Wow! Thanks for all the great suggestions! The person who taught me
to solder (we’re just talking a 15 minute lesson here, not a whole
class) used the third hand, so that’s what I’ve been doing. Never
occurred to me to just lay them out across my soldering board. Doh…
lol.

Several of you suggested switching to paste solder. Do you still
need to flux with that? Or is the flux built in?

Thank you again!

Pam East
www.pameast.net


#11

Hello Pam,

You asked, “Can anyone suggest a method for soldering the rings that
might speed up my production?”

This may not apply to your problem, but this is how I solder bunches
of rings: I scatter out bits of solder on the brick. Put a few drops
of Battern’s flux in a little container. Soldering tweezers in
dominant hand, torch in the other.

I pick up the ring in tweezers so that the joint is opposite where
the tweezer grasps. (The rings are in a random pile initially, and I
just look carefully when picking up the ring.) Dip the joint in flux.
Heat the solder into a ball and pick it up with the ring joint.

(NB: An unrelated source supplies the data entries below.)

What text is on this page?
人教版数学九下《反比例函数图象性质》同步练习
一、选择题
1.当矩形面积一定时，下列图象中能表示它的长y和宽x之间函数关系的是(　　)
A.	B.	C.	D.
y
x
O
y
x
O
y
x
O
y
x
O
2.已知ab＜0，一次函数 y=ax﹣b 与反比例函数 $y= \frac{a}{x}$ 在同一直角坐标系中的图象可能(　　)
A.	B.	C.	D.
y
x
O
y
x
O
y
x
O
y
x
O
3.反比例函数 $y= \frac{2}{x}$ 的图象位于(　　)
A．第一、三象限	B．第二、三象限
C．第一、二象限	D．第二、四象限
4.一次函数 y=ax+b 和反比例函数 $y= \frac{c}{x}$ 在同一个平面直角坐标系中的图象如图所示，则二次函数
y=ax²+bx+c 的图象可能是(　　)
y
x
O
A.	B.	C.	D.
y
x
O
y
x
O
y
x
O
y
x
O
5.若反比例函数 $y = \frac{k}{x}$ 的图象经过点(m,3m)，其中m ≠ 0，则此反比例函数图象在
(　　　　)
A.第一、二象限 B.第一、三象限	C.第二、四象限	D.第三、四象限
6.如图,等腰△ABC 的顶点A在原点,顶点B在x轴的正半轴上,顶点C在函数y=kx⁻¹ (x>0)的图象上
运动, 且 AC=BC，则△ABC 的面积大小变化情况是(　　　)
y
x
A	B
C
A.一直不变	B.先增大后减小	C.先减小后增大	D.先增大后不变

A bit
more heat on the joint to flow the solder and drop into pickle.

I do this on all gauges from band rings to jump rings - just vary
the heat.

NOTE: This doesn’t always work so well with Argentium (AS) - heat
control is very important. AS gets brittle when hot and will "break"
apart where the tweezers grasp. Much better to fuse AS.

Judy in Kansas, where the house has been open ALL day to enjoy the
light, moderate breezes.

Judy M. Willingham, R.S.


#12
you may want to try this method. Use a 2 mm pencil lead, the type
used in engineer's mechanical pencils, heat it with a torch to
burn out the wax. This is then effectively a thin graphite rod. You
can then hold the pencil lead in a third hand and thread your
fluxed jump rings onto it with the seam facing upwards. Using
solder paste, you can then play your flame over the whole row and
solder them all. Then just slide them off into your pickle. 

This is what Orchid is all about for me!!! The original question
seemed like a simple question and it never dawned on me that there
would be so many answers. I love it because it stimulates my thinking
in many related areas.

Thanks so much to everyone.
Jamie


#13

Hi Pam,

Several of you suggested switching to paste solder. Do you still
need to flux with that? Or is the flux built in? 

Paste solder is pulverized solder that has a flux mixed with it. The
mixture then has a volatile liquid (usually mineral spirits) mixed
with it to make it a paste.

The mixture adheres to the item to which it’s applied. The amount
applied is controlled by how much the plunger in the syringe is
pressed… Usually syringes come with 2 interchangeable needles, a 16
& 18 ga.

Dave


#14

I got rid of the problem of soldering jump rings by switching to
Argentium silver which is weldable. I can zip through the links on a
chain faster than I could ever solder them, no cliping solder, no
paste solder which I could never use and don’t even need flux.